Good stuff  but a year old.  What could I find that is research-based and newer?  How about a February 2012 Progress of Education Reform report from the Education Commission of States entitled “Civic Engagement through Digital Citizenship”.  It looks at research about how “Digital Natives” engage in civic action.  They report that those of us born before the digital revolution are more likely to view civic engagement in a dutiful way.  For Digital Natives, “civic actions originate from their “personally expressive politics” and “peer-to-peer relationships that promote engagement.”.  The report calls this “Actualizing Citizenship”,  characterized by more peer to peer training and action as well as self-determined expression and network development. This report emphasizes the issue of mostly “dutiful” teachers trying to reach “actualizing” students primarily using pedagogy that isn’t a good fit.

The report includes references to resources that look like fabulous support for teachers.  I especially liked their policy recommendations, taken directly from page 5 of their report:

“1. Digital natives learn and think about citizenship in fundamentally different ways than previous generations. If schools are to meet their civic mission, education policies and practices need to take digital natives’ conceptions of citizenship into account.

2. Broadband availability, accessibility and affordability are the determining factors separating youth who are digital natives and youth who are not. If policymakers do not address these factors, non-digital native youth, who are largely poor and
largely minority, will continue to be less likely to be civically engaged than their digital native peers.

3. Policymakers should carefully consider how technology usage policies impact civic learning, as well as potential civic engagement, for digital natives. While well-intended, policies that forbid student use of Facebook, Twitter, message boards,
blogs and texting during the school day effectively close off many suitable and worthwhile opportunities for civic learning, participation and activism for digital natives.

4. Young citizens, digital natives included, need educational opportunities to prepare them for participation in digital media. Students do not possess inborn skills for technology and civic participation.
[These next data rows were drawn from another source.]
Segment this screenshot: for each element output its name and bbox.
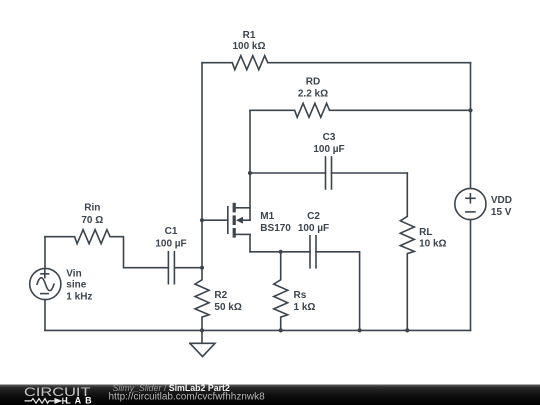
resistor RD [250,103,471,117]
svg-text:R2: R2 [214,290,227,301]
voltage source Vin [30,268,61,299]
label RL [419,227,446,250]
svg-text:1 kΩ: 1 kΩ [294,302,316,313]
svg-text:15 V: 15 V [491,207,512,218]
wire: bottom rail [45,329,471,331]
capacitor C1 [168,252,202,284]
svg-text:RD: RD [306,77,320,88]
resistor RL [400,173,414,330]
node C2-rail junction [358,328,362,332]
svg-text:C2: C2 [307,211,320,222]
capacitor C2 [310,236,360,331]
svg-text:C1: C1 [165,226,178,237]
svg-text:C3: C3 [323,132,336,143]
resistor R2 [195,268,209,331]
label C2 [298,211,329,234]
logo squiggle resistor-diode [25,398,67,404]
capacitor C3 [250,157,407,189]
svg-text:BS170: BS170 [260,223,291,234]
svg-text:VDD: VDD [491,195,512,206]
label R2 [214,290,241,313]
svg-text:1 kHz: 1 kHz [66,291,92,302]
svg-text:Rin: Rin [84,203,100,214]
wire: right vertical top [470,63,472,189]
label RD [298,77,328,100]
svg-text:RL: RL [419,227,432,238]
voltage source VDD [455,188,486,219]
wire: bias column x=202 from R1 down to C1 node [201,63,203,268]
svg-text:70 Ω: 70 Ω [81,215,103,226]
node RD-VDD junction [468,108,472,112]
node gate junction [200,218,204,222]
label R1 [232,30,265,52]
svg-text:50 kΩ: 50 kΩ [214,302,241,313]
wire: right vertical bottom [470,220,472,331]
svg-text:LAB: LAB [65,396,96,405]
svg-text:100 kΩ: 100 kΩ [232,41,265,52]
svg-text:Rs: Rs [294,290,307,301]
label VDD [491,195,512,218]
label C1 [155,226,186,249]
label M1 [260,211,291,234]
svg-text:http://circuitlab.com/cvcfwfhh: http://circuitlab.com/cvcfwfhhznwk8 [109,391,266,402]
label Rs [294,290,316,313]
node C1-R2 junction [200,266,204,270]
svg-text:100 µF: 100 µF [155,238,186,249]
node drain-C3 junction [248,171,252,175]
footer bar [0,383,540,405]
svg-text:R1: R1 [243,30,256,41]
node Rs-rail junction [279,328,283,332]
wire: left vertical Vin top [44,237,46,269]
resistor R1 [202,56,471,70]
wire: left vertical Vin bottom [44,300,46,331]
svg-text:sine: sine [66,280,86,291]
resistor Rin [45,230,168,268]
wire: source row [250,251,310,253]
svg-text:M1: M1 [260,211,274,222]
transistor M1 [202,203,250,252]
label Rin [81,203,103,226]
node ground junction [200,328,204,332]
label C3 [313,132,344,155]
ground [190,330,215,356]
label Vin [66,268,92,302]
wire: drain column [249,110,251,208]
node RL-rail junction [405,328,409,332]
resistor Rs [274,252,288,331]
node source-Rs junction [279,250,283,254]
svg-text:100 µF: 100 µF [298,223,329,234]
svg-text:10 kΩ: 10 kΩ [419,239,446,250]
svg-text:100 µF: 100 µF [313,144,344,155]
svg-text:Vin: Vin [66,268,81,279]
svg-text:2.2 kΩ: 2.2 kΩ [298,89,328,100]
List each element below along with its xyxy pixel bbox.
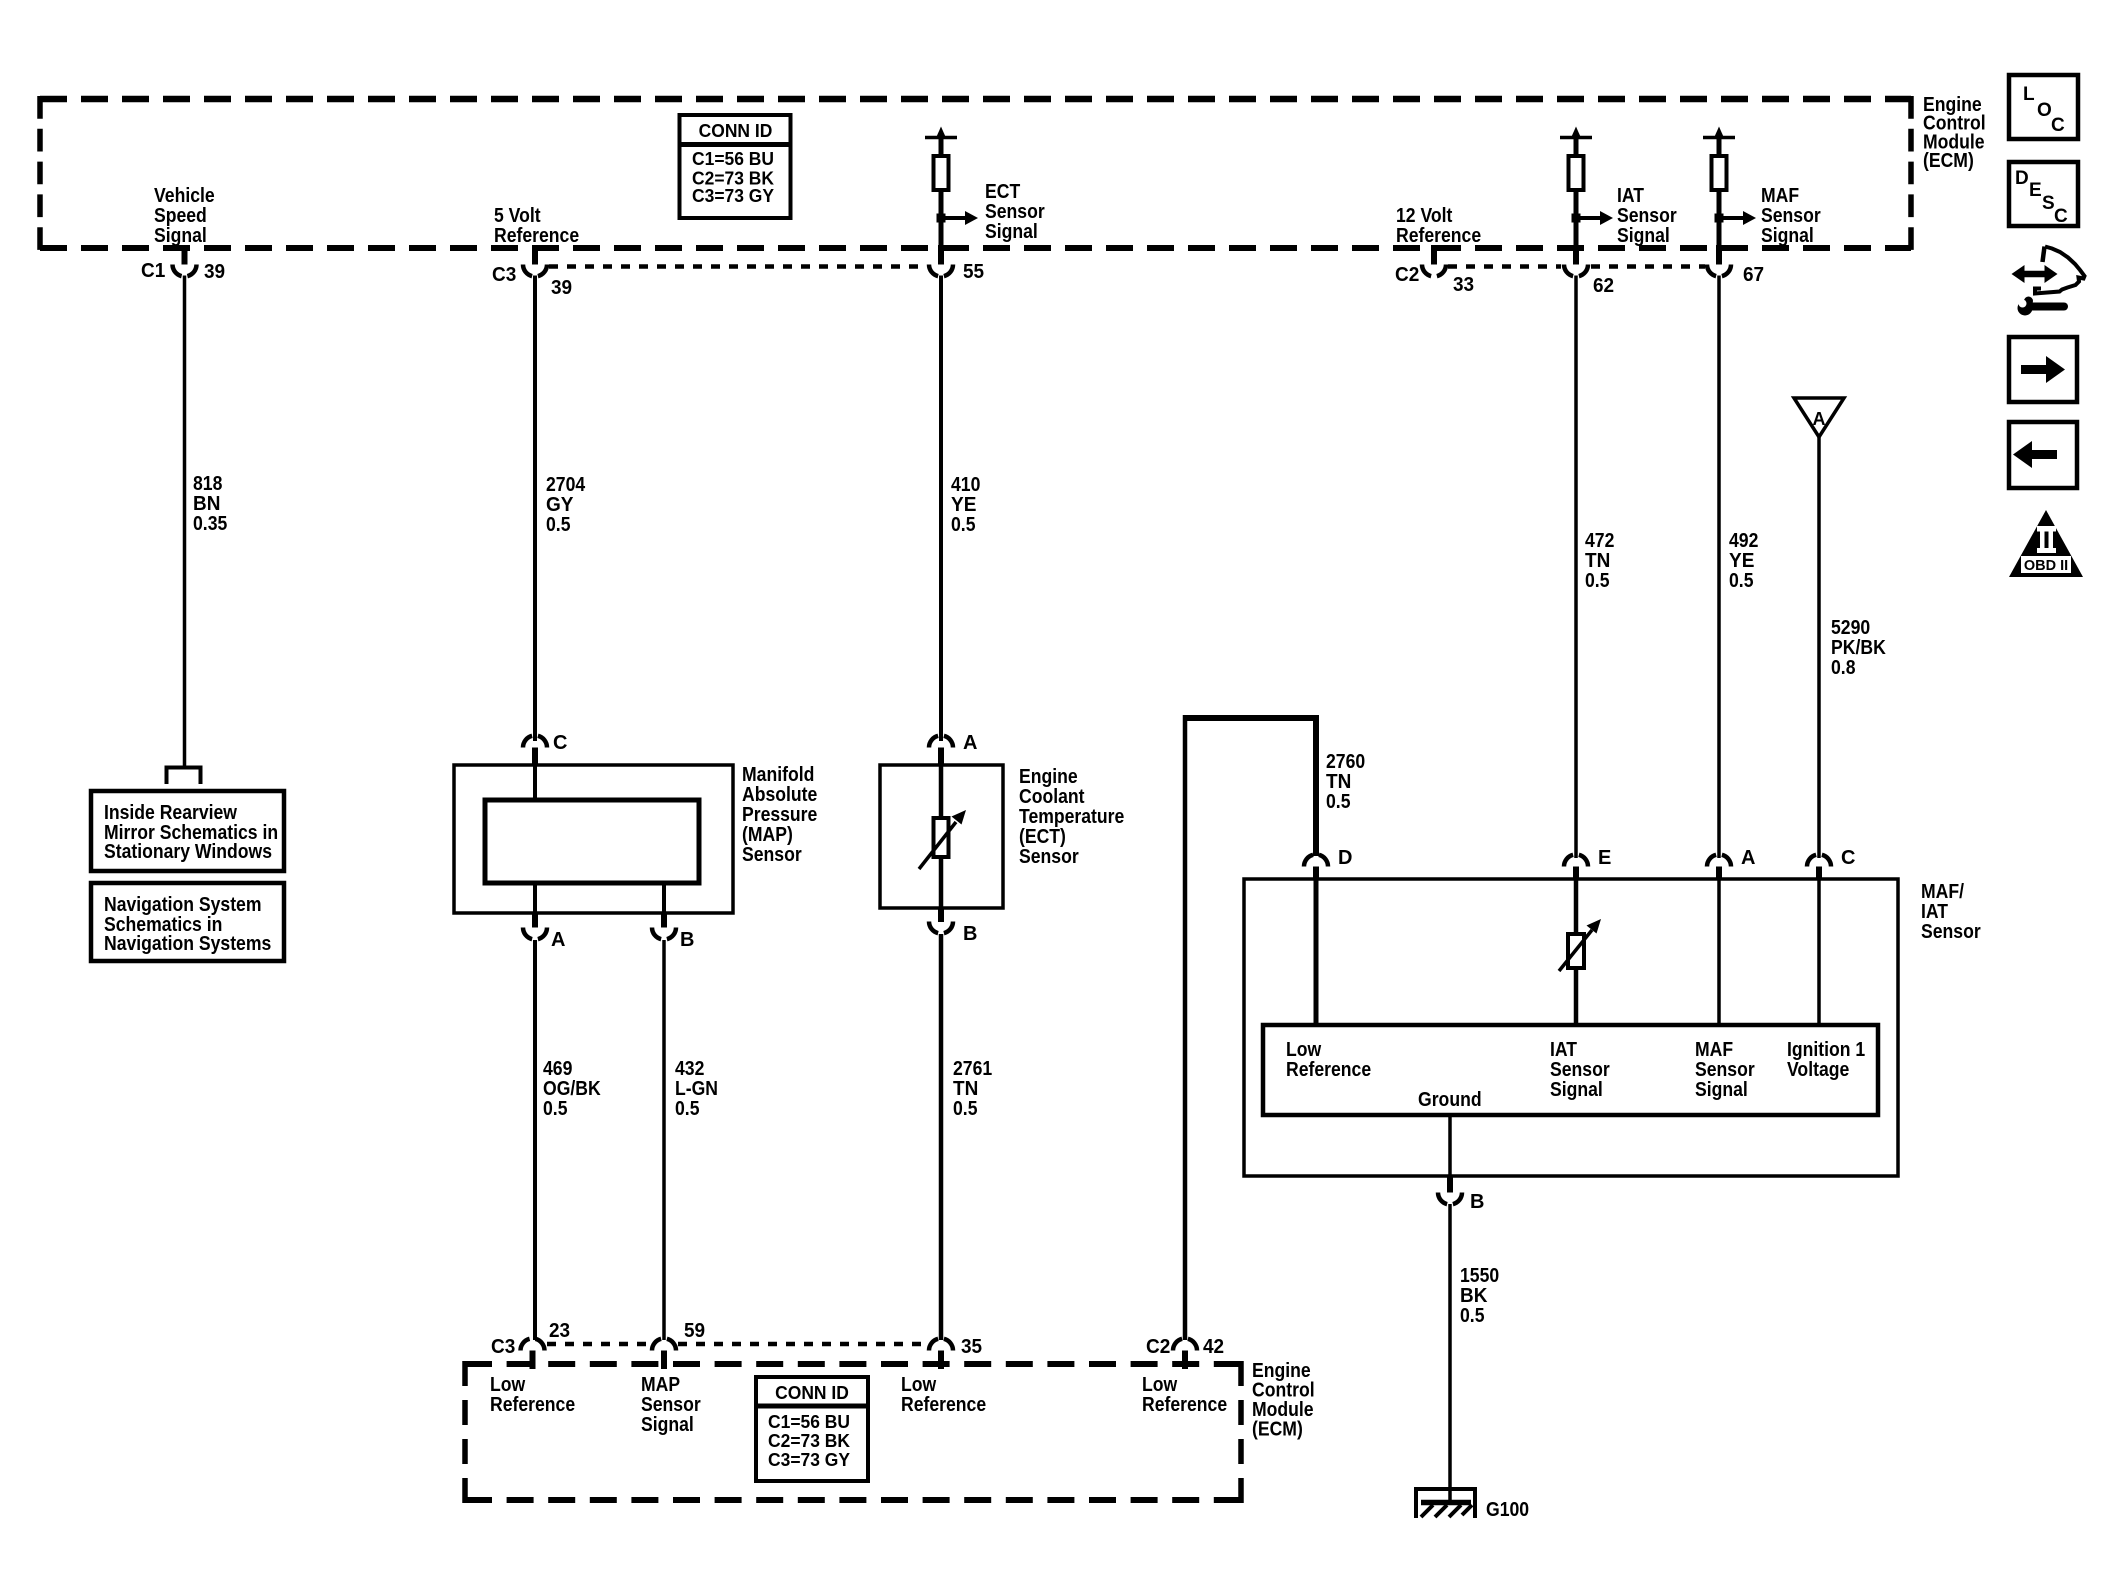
svg-text:Signal: Signal [985,221,1038,243]
node: CONN ID table (top) [680,115,791,218]
svg-text:(ECT): (ECT) [1019,826,1066,848]
svg-text:YE: YE [1729,550,1754,572]
wire 492 YE 0.5 [1717,276,1721,859]
svg-text:OG/BK: OG/BK [543,1078,601,1100]
wire: ECM bottom dashed box left edge [462,1361,468,1503]
svg-text:L-GN: L-GN [675,1078,718,1100]
svg-text:Reference: Reference [1142,1394,1227,1416]
thermistor ECT variable resistor [939,765,944,820]
svg-text:A: A [1813,409,1826,429]
svg-text:A: A [551,929,565,951]
svg-text:Sensor: Sensor [1761,205,1821,227]
svg-text:0.5: 0.5 [1326,791,1351,813]
wire: ECM top dashed box top edge [40,96,1911,103]
svg-text:59: 59 [684,1320,705,1342]
svg-text:0.5: 0.5 [546,514,571,536]
svg-text:Navigation Systems: Navigation Systems [104,933,271,955]
node: connector pin 59 [652,1339,676,1351]
wire 432 L-GN 0.5 [662,940,666,1340]
svg-text:Reference: Reference [1286,1059,1371,1081]
wire 2760 TN 0.5 [1183,715,1188,1340]
svg-text:0.5: 0.5 [543,1098,568,1120]
svg-text:Speed: Speed [154,205,207,227]
node: OBD II warning triangle [2009,510,2083,577]
node: ECT connector pin B [938,908,944,922]
svg-text:(ECM): (ECM) [1252,1419,1303,1441]
wire 1550 BK 0.5 [1448,1204,1452,1502]
node: MAF/IAT sensor outer box [1244,879,1898,1176]
svg-text:L: L [2023,84,2035,105]
wire 410 YE 0.5 [939,276,943,742]
svg-text:Sensor: Sensor [1550,1059,1610,1081]
wire: A internal [1717,879,1721,1025]
svg-text:C: C [1841,847,1855,869]
svg-text:Signal: Signal [1761,225,1814,247]
resistor R-MAF [1712,156,1727,190]
svg-text:C: C [553,732,567,754]
svg-text:C2=73 BK: C2=73 BK [768,1431,850,1451]
wire: dotted connector group line C3 (39-55) [549,264,927,269]
svg-text:0.5: 0.5 [1585,570,1610,592]
svg-text:MAF: MAF [1695,1039,1733,1061]
wire: D internal [1314,879,1319,1025]
svg-text:B: B [680,929,694,951]
svg-text:D: D [1338,847,1352,869]
wire: ground internal [1448,1115,1452,1176]
wire 469 OG/BK 0.5 [533,940,537,1340]
wire: ECM top dashed box right edge [1908,96,1914,251]
svg-text:55: 55 [963,261,984,283]
node: vehicle view icon (car with double arrow and wrench) [2024,271,2045,278]
svg-text:0.5: 0.5 [1729,570,1754,592]
node: connector pin 35 [929,1339,953,1351]
svg-text:C: C [2051,115,2065,136]
svg-text:C2: C2 [1146,1336,1170,1358]
svg-text:Absolute: Absolute [742,784,817,806]
node: connector pin 67 [1716,245,1722,265]
node: MAF/IAT connector pin D [1313,867,1319,880]
resistor pull-up R-MAF supply bar [1703,136,1735,140]
node: connector pin 55 [938,245,944,265]
svg-text:TN: TN [953,1078,978,1100]
svg-text:C3: C3 [491,1336,515,1358]
resistor pull-up R-IAT supply bar [1560,136,1592,140]
svg-text:Signal: Signal [1550,1079,1603,1101]
svg-text:GY: GY [546,494,574,516]
svg-text:67: 67 [1743,264,1764,286]
node: LOC icon box [2009,75,2078,139]
svg-text:(MAP): (MAP) [742,824,793,846]
svg-text:39: 39 [551,277,572,299]
svg-text:Temperature: Temperature [1019,806,1124,828]
svg-text:2704: 2704 [546,474,586,496]
svg-text:Low: Low [901,1374,937,1396]
svg-text:818: 818 [193,473,222,495]
svg-text:IAT: IAT [1921,901,1948,923]
wire: C internal [1817,879,1821,1025]
wire 472 TN 0.5 [1574,276,1578,859]
node: MAP connector pin A [532,913,538,928]
svg-text:Low: Low [490,1374,526,1396]
svg-text:C1=56 BU: C1=56 BU [768,1412,850,1432]
svg-text:Signal: Signal [1695,1079,1748,1101]
node: MAF/IAT connector pin E [1573,867,1579,880]
node: connector C1 pin 39 [182,245,188,265]
resistor pull-up R-ECT supply bar [925,136,957,140]
svg-text:492: 492 [1729,530,1758,552]
svg-text:0.5: 0.5 [953,1098,978,1120]
svg-text:Manifold: Manifold [742,764,814,786]
svg-text:0.5: 0.5 [675,1098,700,1120]
node: Navigation System reference box [91,883,284,961]
svg-text:G100: G100 [1486,1499,1529,1521]
svg-text:410: 410 [951,474,980,496]
svg-text:MAF: MAF [1761,185,1799,207]
thermistor IAT variable resistor [1568,934,1584,968]
node R-ECT junction [937,214,946,223]
svg-text:YE: YE [951,494,976,516]
svg-text:Sensor: Sensor [1695,1059,1755,1081]
node: connector pin 62 [1573,245,1579,265]
wire: ECM top dashed box bottom edge [40,245,1911,251]
wire: E internal [1574,879,1579,1025]
svg-text:Voltage: Voltage [1787,1059,1849,1081]
wire: ECM bottom dashed box right edge [1238,1361,1244,1503]
wire R-ECT resistor to connector [939,190,944,246]
svg-text:CONN ID: CONN ID [699,121,773,141]
svg-text:Stationary Windows: Stationary Windows [104,841,272,863]
node: Inside Rearview Mirror reference box [91,791,284,871]
svg-text:0.5: 0.5 [1460,1305,1485,1327]
wire: ECM top dashed box left edge [37,96,43,251]
svg-text:IAT: IAT [1550,1039,1577,1061]
svg-text:C: C [2054,206,2068,227]
svg-text:BK: BK [1460,1285,1488,1307]
svg-text:Navigation System: Navigation System [104,894,262,916]
svg-text:42: 42 [1203,1336,1224,1358]
node: ECT sensor box [880,765,1003,908]
node: staple branch to reference boxes [167,768,201,785]
node: CONN ID table (bottom) [756,1377,868,1481]
node: connector C3 pin 23 [521,1339,545,1351]
node: connector C2 pin 42 [1173,1339,1197,1351]
svg-text:D: D [2015,168,2029,189]
svg-text:62: 62 [1593,275,1614,297]
svg-text:472: 472 [1585,530,1614,552]
svg-text:C3=73 GY: C3=73 GY [768,1450,850,1470]
node: MAP connector pin B [661,913,667,928]
svg-text:C3: C3 [492,264,516,286]
node: MAP sensor outer box [454,765,733,913]
svg-text:Low: Low [1286,1039,1322,1061]
node R-IAT junction [1572,214,1581,223]
svg-text:C3=73 GY: C3=73 GY [692,186,774,206]
ground G100 [1416,1489,1475,1518]
node: MAF/IAT connector pin C [1816,867,1822,880]
svg-text:5290: 5290 [1831,617,1870,639]
svg-text:Sensor: Sensor [1617,205,1677,227]
svg-text:1550: 1550 [1460,1265,1499,1287]
svg-text:A: A [963,732,977,754]
svg-text:Sensor: Sensor [742,844,802,866]
node: back arrow icon [2009,422,2077,488]
node: DESC icon box [2009,162,2078,226]
svg-text:B: B [963,923,977,945]
node R-MAF junction [1715,214,1724,223]
svg-text:(ECM): (ECM) [1923,150,1974,172]
svg-text:OBD II: OBD II [2024,558,2068,574]
wire R-IAT resistor to connector [1574,190,1579,246]
wire: dotted connector group line C3 (23-59-35) [547,1342,650,1347]
svg-text:PK/BK: PK/BK [1831,637,1886,659]
svg-text:Sensor: Sensor [641,1394,701,1416]
svg-text:469: 469 [543,1058,572,1080]
svg-text:Inside Rearview: Inside Rearview [104,802,237,824]
resistor R-IAT [1569,156,1584,190]
wire 2704 GY 0.5 [533,276,537,742]
svg-text:O: O [2037,100,2052,121]
svg-text:432: 432 [675,1058,704,1080]
svg-text:E: E [1598,847,1611,869]
node A: off-page triangle reference [1794,398,1844,437]
wire 2761 TN 0.5 [939,934,944,1340]
wire 5290 PK/BK 0.8 [1817,437,1821,858]
svg-text:23: 23 [549,1320,570,1342]
wire: ECM bottom dashed box top edge [465,1361,1241,1367]
svg-text:Low: Low [1142,1374,1178,1396]
svg-text:E: E [2029,180,2042,201]
svg-text:33: 33 [1453,274,1474,296]
node: connector C3 pin 39 [532,245,538,265]
svg-text:Signal: Signal [1617,225,1670,247]
svg-text:Reference: Reference [494,225,579,247]
resistor R-ECT [934,156,949,190]
svg-text:2761: 2761 [953,1058,992,1080]
svg-text:C1: C1 [141,260,165,282]
svg-text:A: A [1741,847,1755,869]
svg-text:0.8: 0.8 [1831,657,1856,679]
svg-text:Reference: Reference [901,1394,986,1416]
svg-text:C2: C2 [1395,264,1419,286]
svg-text:IAT: IAT [1617,185,1644,207]
svg-text:Coolant: Coolant [1019,786,1085,808]
svg-text:Engine: Engine [1019,766,1078,788]
wire R-MAF resistor to connector [1717,190,1722,246]
svg-text:Pressure: Pressure [742,804,817,826]
svg-text:Sensor: Sensor [1921,921,1981,943]
wire 818 BN 0.35 [183,276,187,767]
svg-text:B: B [1470,1191,1484,1213]
svg-text:39: 39 [204,261,225,283]
svg-text:Vehicle: Vehicle [154,185,215,207]
svg-text:0.35: 0.35 [193,513,227,535]
node: MAP connector pin C [532,748,538,766]
svg-text:35: 35 [961,1336,982,1358]
svg-text:TN: TN [1585,550,1610,572]
svg-text:MAP: MAP [641,1374,680,1396]
svg-text:5 Volt: 5 Volt [494,205,541,227]
node: MAP sensor inner element [485,800,699,883]
wire: dotted connector group line C2 (33-62-67) [1448,264,1561,269]
svg-text:12 Volt: 12 Volt [1396,205,1453,227]
svg-text:CONN ID: CONN ID [775,1383,849,1403]
node: ECT connector pin A [938,748,944,766]
node: forward arrow icon [2009,337,2077,402]
svg-text:Sensor: Sensor [1019,846,1079,868]
svg-text:BN: BN [193,493,220,515]
node: MAF/IAT inner terminal box [1263,1025,1878,1115]
wire: ECM bottom dashed box bottom edge [465,1497,1241,1503]
svg-text:Signal: Signal [641,1414,694,1436]
node: connector C2 pin 33 [1431,245,1437,265]
svg-text:MAF/: MAF/ [1921,881,1964,903]
svg-text:S: S [2042,193,2055,214]
node: MAF/IAT connector pin B [1447,1176,1453,1193]
svg-text:TN: TN [1326,771,1351,793]
svg-text:2760: 2760 [1326,751,1365,773]
svg-text:Sensor: Sensor [985,201,1045,223]
svg-text:Reference: Reference [1396,225,1481,247]
svg-text:Reference: Reference [490,1394,575,1416]
svg-text:0.5: 0.5 [951,514,976,536]
svg-text:C1=56 BU: C1=56 BU [692,149,774,169]
svg-text:ECT: ECT [985,181,1020,203]
svg-text:Ignition 1: Ignition 1 [1787,1039,1865,1061]
node: MAF/IAT connector pin A [1716,867,1722,880]
svg-text:Signal: Signal [154,225,207,247]
svg-text:Ground: Ground [1418,1089,1482,1111]
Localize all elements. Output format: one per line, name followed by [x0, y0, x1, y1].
These skills must be taught and therefore should be addressed in school standards and curricula.”

So here we are at that place where an interesting summary of research meets the daily grind of the classroom.  Citizenship isn’t just taught in civics class, it is taught across the curriculum.  How do you help your students become informed and engaged citizens?  How might it look different in light of what Digital Natives need to know about how to be a citizen?   Can’t wait to hear your thoughts!!